Клавдий Филиппович был так возбужден, его так захватила эта видимая одному ему картина, что он и сам весь как-то преобразился, глаза молодо блестели, на впалых щеках пробивался румянец, и светлая «несжатая полоска» над высоким лбом щетинилась, колыхалась, точно потревоженная ветром.
Он, как заведенный, крутился по тесной каюте и говорил, говорил.
— В этой живописной, колоритной группе я вижу и другие фигуры, и что ни фигура, то свой характер, свое лицо, своя походка, своя, как говорится, особенная стать. Но все они группируются вокруг одного. Он в центре, он средоточие, магнит, ядро всей картины.
Вдруг он круто обернулся на ходу и спросил меня:
— Ты, конечно, бывал в Третьяковке и видел знаменитую картину «Бурлаки»?
Я снова покраснел и хотел было объяснить, что, к великому своему стыду, в Третьяковке еще не бывал, да и в Москве-то был однажды проездом, так что, кроме Ленинградского и Курского вокзалов, ничего не видел. Но он не дал мне и рта раскрыть и снова дал полные обороты.
— И конечно, ты, как и каждый, увидел сначала этого великолепного Канина.
— Кого? — удивленно спросил я.
— Ну, того, первого бурлака, который, навалившись грудью на лямку, бредет по раскаленному песку и смотрит исподлобья пронзительными умными глазами.
— Разве он и взаправду был? — удивился я, — настоящий, живой, а не только на картине?
Я вспомнил этого бурлака по многим репродукциям.
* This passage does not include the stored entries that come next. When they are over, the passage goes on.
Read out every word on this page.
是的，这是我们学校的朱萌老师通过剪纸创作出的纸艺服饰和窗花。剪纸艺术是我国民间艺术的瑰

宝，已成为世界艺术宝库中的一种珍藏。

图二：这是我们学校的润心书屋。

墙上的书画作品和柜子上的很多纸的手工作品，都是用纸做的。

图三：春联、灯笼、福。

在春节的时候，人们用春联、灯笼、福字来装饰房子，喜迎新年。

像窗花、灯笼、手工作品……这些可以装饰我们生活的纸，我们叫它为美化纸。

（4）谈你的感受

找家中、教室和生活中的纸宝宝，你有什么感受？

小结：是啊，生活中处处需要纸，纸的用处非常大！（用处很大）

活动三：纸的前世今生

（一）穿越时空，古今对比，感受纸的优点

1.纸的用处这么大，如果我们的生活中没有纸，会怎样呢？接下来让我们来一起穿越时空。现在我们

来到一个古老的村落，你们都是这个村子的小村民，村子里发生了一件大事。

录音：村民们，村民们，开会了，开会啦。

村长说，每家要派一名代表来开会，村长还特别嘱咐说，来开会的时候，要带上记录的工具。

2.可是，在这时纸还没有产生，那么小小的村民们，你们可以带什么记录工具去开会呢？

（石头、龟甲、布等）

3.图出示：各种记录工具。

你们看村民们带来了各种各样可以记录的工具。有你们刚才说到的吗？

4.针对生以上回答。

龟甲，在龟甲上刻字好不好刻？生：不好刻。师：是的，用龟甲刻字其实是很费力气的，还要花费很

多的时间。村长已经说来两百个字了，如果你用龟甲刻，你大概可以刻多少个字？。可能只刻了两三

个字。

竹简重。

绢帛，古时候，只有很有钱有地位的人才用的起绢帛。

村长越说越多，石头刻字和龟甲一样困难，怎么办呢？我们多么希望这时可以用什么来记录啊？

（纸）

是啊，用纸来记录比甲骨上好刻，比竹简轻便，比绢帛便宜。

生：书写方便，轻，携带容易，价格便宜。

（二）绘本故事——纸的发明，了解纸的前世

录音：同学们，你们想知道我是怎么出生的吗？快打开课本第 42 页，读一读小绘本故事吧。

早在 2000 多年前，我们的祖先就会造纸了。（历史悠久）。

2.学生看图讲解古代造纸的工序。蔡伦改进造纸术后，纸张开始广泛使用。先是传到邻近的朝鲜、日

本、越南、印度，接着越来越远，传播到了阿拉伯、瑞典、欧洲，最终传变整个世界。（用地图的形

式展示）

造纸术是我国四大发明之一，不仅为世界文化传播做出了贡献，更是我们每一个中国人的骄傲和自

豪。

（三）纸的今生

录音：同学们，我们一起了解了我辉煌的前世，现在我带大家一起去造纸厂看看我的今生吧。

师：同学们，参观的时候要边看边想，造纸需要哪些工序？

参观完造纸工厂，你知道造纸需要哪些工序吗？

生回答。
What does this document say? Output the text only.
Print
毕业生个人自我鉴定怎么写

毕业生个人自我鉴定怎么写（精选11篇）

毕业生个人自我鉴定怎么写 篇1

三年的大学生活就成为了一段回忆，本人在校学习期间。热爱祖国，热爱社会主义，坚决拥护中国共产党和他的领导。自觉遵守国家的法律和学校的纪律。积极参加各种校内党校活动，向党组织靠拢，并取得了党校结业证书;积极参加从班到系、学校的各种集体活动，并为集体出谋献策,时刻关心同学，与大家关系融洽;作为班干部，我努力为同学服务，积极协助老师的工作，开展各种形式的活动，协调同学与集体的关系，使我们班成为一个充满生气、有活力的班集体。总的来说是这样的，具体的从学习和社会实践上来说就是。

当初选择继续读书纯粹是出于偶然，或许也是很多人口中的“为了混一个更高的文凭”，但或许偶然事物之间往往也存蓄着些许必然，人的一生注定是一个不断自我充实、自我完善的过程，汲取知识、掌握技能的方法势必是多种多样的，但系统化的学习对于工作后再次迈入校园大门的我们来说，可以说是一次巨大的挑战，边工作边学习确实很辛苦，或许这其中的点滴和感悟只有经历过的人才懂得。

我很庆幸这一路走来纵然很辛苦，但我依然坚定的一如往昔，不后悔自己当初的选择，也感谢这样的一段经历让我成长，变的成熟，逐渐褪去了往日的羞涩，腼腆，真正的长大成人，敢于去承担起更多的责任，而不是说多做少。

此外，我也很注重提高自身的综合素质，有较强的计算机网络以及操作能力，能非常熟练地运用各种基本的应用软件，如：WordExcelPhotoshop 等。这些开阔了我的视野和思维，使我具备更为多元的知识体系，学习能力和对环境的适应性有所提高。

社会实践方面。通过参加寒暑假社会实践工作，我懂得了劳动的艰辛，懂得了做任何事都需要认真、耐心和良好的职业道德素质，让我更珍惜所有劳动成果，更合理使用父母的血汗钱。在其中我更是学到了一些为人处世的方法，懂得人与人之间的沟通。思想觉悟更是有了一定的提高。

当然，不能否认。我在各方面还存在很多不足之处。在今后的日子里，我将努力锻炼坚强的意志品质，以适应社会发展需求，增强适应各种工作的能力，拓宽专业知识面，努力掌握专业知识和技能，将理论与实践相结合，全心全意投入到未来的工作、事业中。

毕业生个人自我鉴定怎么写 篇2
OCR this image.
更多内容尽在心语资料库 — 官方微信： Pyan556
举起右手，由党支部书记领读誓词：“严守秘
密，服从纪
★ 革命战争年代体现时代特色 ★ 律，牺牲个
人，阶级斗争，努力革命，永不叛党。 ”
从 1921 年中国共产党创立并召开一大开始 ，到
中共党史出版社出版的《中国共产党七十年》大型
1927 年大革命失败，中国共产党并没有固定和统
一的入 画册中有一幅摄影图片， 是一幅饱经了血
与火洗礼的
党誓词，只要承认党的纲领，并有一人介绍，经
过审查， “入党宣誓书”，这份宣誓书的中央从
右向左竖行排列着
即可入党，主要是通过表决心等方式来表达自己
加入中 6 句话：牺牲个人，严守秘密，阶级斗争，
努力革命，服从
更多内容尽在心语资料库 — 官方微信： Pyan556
И в душе обрадовался, что он когда-то и в самом деле жил и его звали Каниным, оттого сама картина представлялась мне теперь ближе, понятней и мне еще больше захотелось побывать в Третьяковке.
— Но, конечно, это не просто портрет того реально существовавшего бедолаги Канина, — терпеливо начал мне пояснять Клавдий Филиппович. — Под гениальной кистью Репина он преобразовался в художественный образ такой покоряющей силы и глубины, что мы забываем о самой натуре, о каком-то одном, никому неизвестном Канине. И все-таки не будь его, того далекого, неведомого нам Канина, не будь художник так горячо влюблен в эту натуру, может быть, не было бы и самой картины. Нет, Репин, конечно, написал бы своих бурлаков, но это была бы другая картина. Понимаешь, Володя, другая, может, живописней, лучше по цвету, по полотну, но только не та, которая существует и за которую мы вечно благодарны художнику.
Клавдий Филиппович говорил горячо, взволнованно, как можно говорить только о вещах тебе дорогих, кровно близких, выстраданных. И это меня еще больше притягивало к художнику.